Throughout your working life, you pay taxes to earn Social Security benefits. That's why it comes as such a surprise to many retirees that taxes don't stop once you start collecting checks.

In fact, a report from Senior Citizens League found around half of all Social Security beneficiaries owe federal taxes on their money. And it's not just the IRS you have to worry about, either. A total of 13 states currently tax at least some seniors on their benefits. 

The good news is, you don't have to just accept that you'll lose part of your hard-earned retirement benefits to the tax man. There are a few options to avoid this, especially if you start working on them early. 

1040 form with pen and calculator sitting on it.

Image source: Getty Images.

Who has to pay taxes on Social Security benefits?

You will be taxed on Social Security benefits only if your income exceeds a specific threshold. The income that matters here is provisional income, which equals:

  • Half your Social Security benefit.
  • All taxable income.
  • Some nontaxable income, such as muni bond interest.

If your provisional income is between $25,000 and $34,000 as a single tax filer or between $32,000 and $44,000 as a married joint filer, you could be taxed on up to 50% of benefits. And if your provisional income exceeds $34,000 as a single filer or $44,000 as a couple filing jointly, then you could be taxed on up to 85% of your benefits. 

These thresholds stay the same year over year, as they aren't indexed to inflation. That means a growing number of retirees will owe taxes, since incomes tend to go up over time.

Different states also set different rules for when benefits are taxed, which aren't always perfectly aligned to the federal rules. 

How can you reduce your tax bill?

Your options for reducing your tax bill will depend on your situation.

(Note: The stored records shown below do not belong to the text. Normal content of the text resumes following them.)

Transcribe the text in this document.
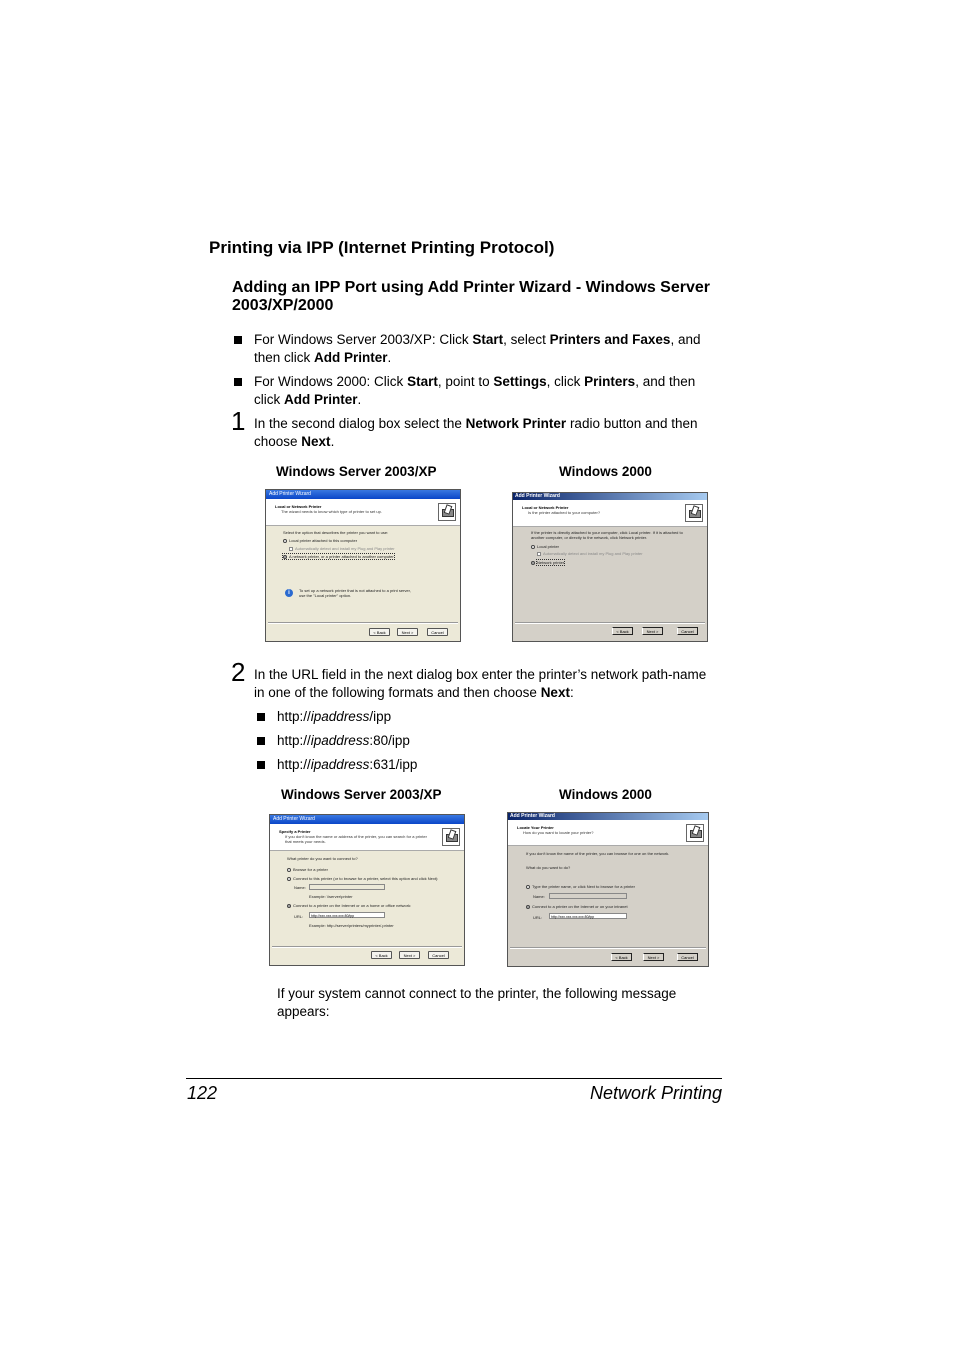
Printing via IPP (Internet Printing Protocol)
Adding an IPP Port using Add Printer Wizard - Windows Server 2003/XP/2000
For Windows Server 2003/XP: Click Start, select Printers and Faxes, and then click Add Printer.
For Windows 2000: Click Start, point to Settings, click Printers, and then click Add Printer.
1 In the second dialog box select the Network Printer radio button and then choose Next.
Windows Server 2003/XP	Windows 2000
Add Printer Wizard
Local or Network Printer
The wizard needs to know which type of printer to set up.
Select the option that describes the printer you want to use:
Local printer attached to this computer
Automatically detect and install my Plug and Play printer
A network printer, or a printer attached to another computer
i	To set up a network printer that is not attached to a print server,
use the "Local printer" option.
< Back	Next >	Cancel
Add Printer Wizard
Local or Network Printer
Is the printer attached to your computer?
If the printer is directly attached to your computer, click Local printer. If it is attached to
another computer, or directly to the network, click Network printer.
Local printer
Automatically detect and install my Plug and Play printer
Network printer
< Back	Next >	Cancel
2 In the URL field in the next dialog box enter the printer’s network path-name in one of the following formats and then choose Next:
http://ipaddress/ipp
http://ipaddress:80/ipp
http://ipaddress:631/ipp
Windows Server 2003/XP	Windows 2000
Add Printer Wizard
Specify a Printer
If you don't know the name or address of the printer, you can search for a printer
that meets your needs.
What printer do you want to connect to?
Browse for a printer
Connect to this printer (or to browse for a printer, select this option and click Next):
Name:
Example: \\server\printer
Connect to a printer on the Internet or on a home or office network:
URL:	http://xxx.xxx.xxx.xxx:80/ipp
Example: http://server/printers/myprinter/.printer
< Back	Next >	Cancel
Add Printer Wizard
Locate Your Printer
How do you want to locate your printer?
If you don't know the name of the printer, you can browse for one on the network.
What do you want to do?
Type the printer name, or click Next to browse for a printer
Name:
Connect to a printer on the Internet or on your intranet
URL:	http://xxx.xxx.xxx.xxx:80/ipp
< Back	Next >	Cancel
If your system cannot connect to the printer, the following message appears:
122	Network Printing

But there are two main steps you can take. 

1. Be smart about where you live

If you live in one of the states that taxes your Social Security income, the easiest way to save on your tax bill is simply to move to a different location in retirement.

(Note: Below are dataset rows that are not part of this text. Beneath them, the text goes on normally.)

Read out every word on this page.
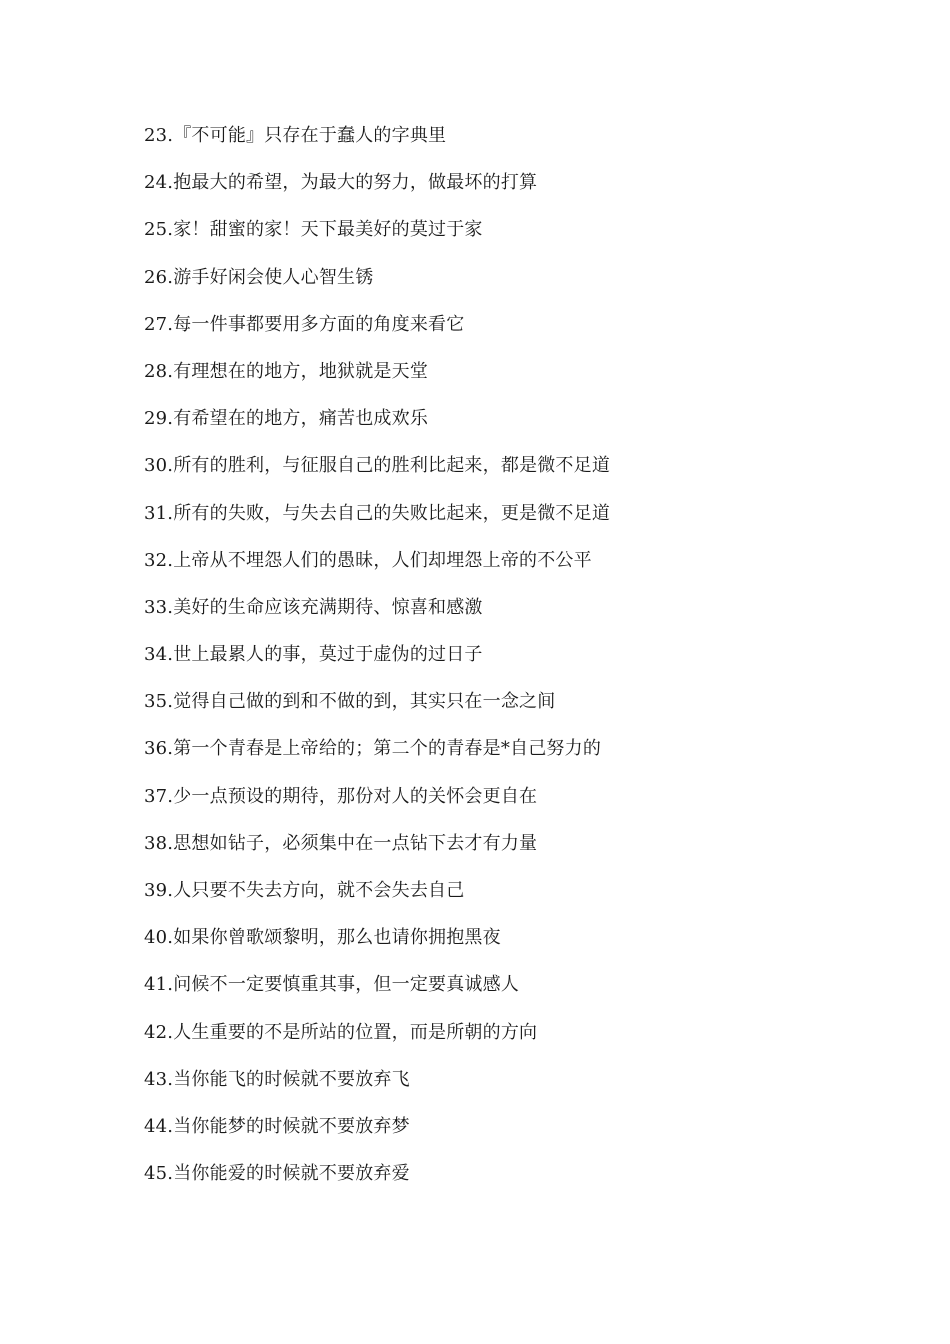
23.『不可能』只存在于蠢人的字典里
24.抱最大的希望，为最大的努力，做最坏的打算
25.家！甜蜜的家！天下最美好的莫过于家
26.游手好闲会使人心智生锈
27.每一件事都要用多方面的角度来看它
28.有理想在的地方，地狱就是天堂
29.有希望在的地方，痛苦也成欢乐
30.所有的胜利，与征服自己的胜利比起来，都是微不足道
31.所有的失败，与失去自己的失败比起来，更是微不足道
32.上帝从不埋怨人们的愚昧，人们却埋怨上帝的不公平
33.美好的生命应该充满期待、惊喜和感激
34.世上最累人的事，莫过于虚伪的过日子
35.觉得自己做的到和不做的到，其实只在一念之间
36.第一个青春是上帝给的；第二个的青春是*自己努力的
37.少一点预设的期待，那份对人的关怀会更自在
38.思想如钻子，必须集中在一点钻下去才有力量
39.人只要不失去方向，就不会失去自己
40.如果你曾歌颂黎明，那么也请你拥抱黑夜
41.问候不一定要慎重其事，但一定要真诚感人
42.人生重要的不是所站的位置，而是所朝的方向
43.当你能飞的时候就不要放弃飞
44.当你能梦的时候就不要放弃梦
45.当你能爱的时候就不要放弃爱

You have plenty of options for places to live where your local government won't take a portion of your hard-earned benefits.

2. Choose the right investment accounts

Avoiding federal taxes is harder, but it can be done by limiting your withdrawals from taxable retirement accounts to keep your provisional income below the threshold at which benefits become taxable.

That's difficult, though, because it could mean reducing your quality of life if you're used to a higher income. And, depending on how much you have invested, required minimum distributions that start at 72 could make this impossible without causing you to incur tax penalties for withdrawing too little. 

The good news is, you may have another option. If you're still young, you can use a Roth 401(k) or Roth IRA to invest for retirement instead of using a traditional account. if your money is in a Roth, withdrawals won't count as part of the income that is used to determine if your Social Security benefits are taxed. 

Of course, you'd either need to invest in a Roth throughout your career or deal with the consequences of rolling over a traditional account to a Roth if you want to take this approach.

These consequences can be substantial if you are nearing or already in retirement. Not only could you face a large tax bill after a rollover, but you could also limit access to your retirement funds for a period of time.  It's a good idea to consult with a tax professional to see if the math makes sense on that move before you try to do a rollover to reduce your Social Security tax bill.